No es raro que el estadounidense empiece citando aquella famosa cita de un exejecutivo de Facebook al New York Times en 2018, “estoy convencido de que el diablo vive en nuestros teléfonos móviles y está causando estragos en nuestros hijos”, porque ilustra a la perfección el paisaje que dibuja el libro: un páramo digital en el que el usuario es una marioneta al servicio de la multinacional de turno, cuya voluntad se desdibuja sin que el afectado sepa muy bien por qué demonios lleva dos horas arrastrando el dedo índice por una pantalla. El neoyorquino dibuja de forma muy nítida el gran cambio que supone la era de la información ilimitada respecto a otras grandes transformaciones desde la era preindustrial. “Este fue el milagro de la era industrial: reorganizar los átomos del mundo para fabricar cosas a escala, doblegar la química y la física a nuestra voluntad colectiva”, dice. Con el cambio de patrón y la llegada de un nuevo modelo en el que los roles que había definido la revolución industrial se han desdibujado y han emergido nuevos patrones financieros que poco tienen que ver con los elementos que engendraron el capitalismo.

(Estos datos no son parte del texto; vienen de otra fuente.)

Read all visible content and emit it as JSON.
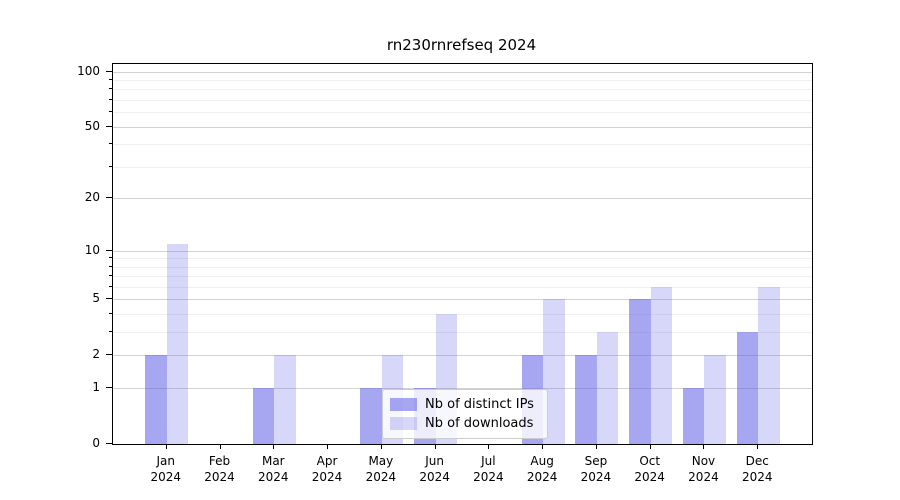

Es curioso que el último capítulo del libro pueda leerse también como el principio de otro ensayo completamente distinto en el que Hayes busca antídotos para articular lo que él llama “la resistencia de la atención”. Para el autor, existen caminos para huir de la dictadura del algoritmo a través del uso de distintas herramientas que protegen la privacidad y no castigan al usuario con derivadas digitales del clásico “palo y zanahoria”. El escritor se plantea si la proliferación de una filosofía que optara por este otro tipo de plataformas, productos y servicios que navegan contracorriente podría acabar convertida en una especie de “mercado de crecimiento por reacción” que actuara en directa contraposición a la narrativa perversa que ha colonizado casi cada rincón de internet.

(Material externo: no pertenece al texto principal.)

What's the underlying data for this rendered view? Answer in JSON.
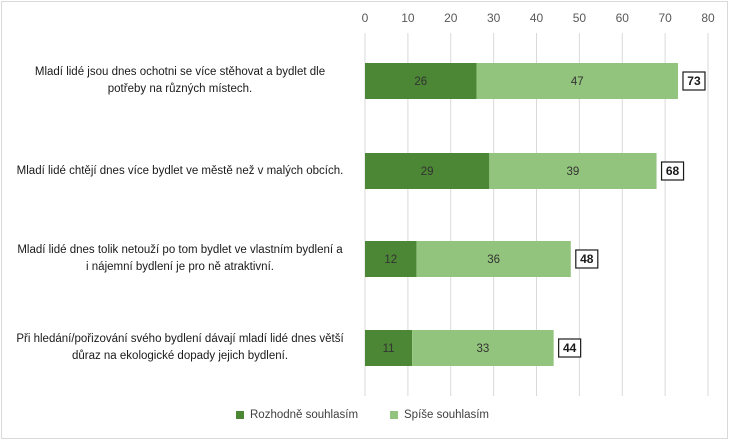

Lo más interesante de El canto de las sirenas es también lo más aterrador: la pérdida de la capacidad del hombre para focalizarse y subyugar su deseo de seguir perdido en una chatarrería digital donde es imposible distinguir información de conocimiento, no solo provoca efectos en él mismo, sino que puede tener consecuencias indeseadas y completamente imprevisibles a una escala incontrolable. “Hay que entender esto como un colapso colectivo de la capacidad de concentrarse, de la misma manera que un individuo que no puede concentrarse tendrá dificultades para sostener un pensamiento o completar tareas. Una sociedad que es incapaz de concentrarse —en una democracia, incapaz de concentrarse— también va a tener ese mismo problema, ya sabes, ampliado a gran escala”, concluye Hayes.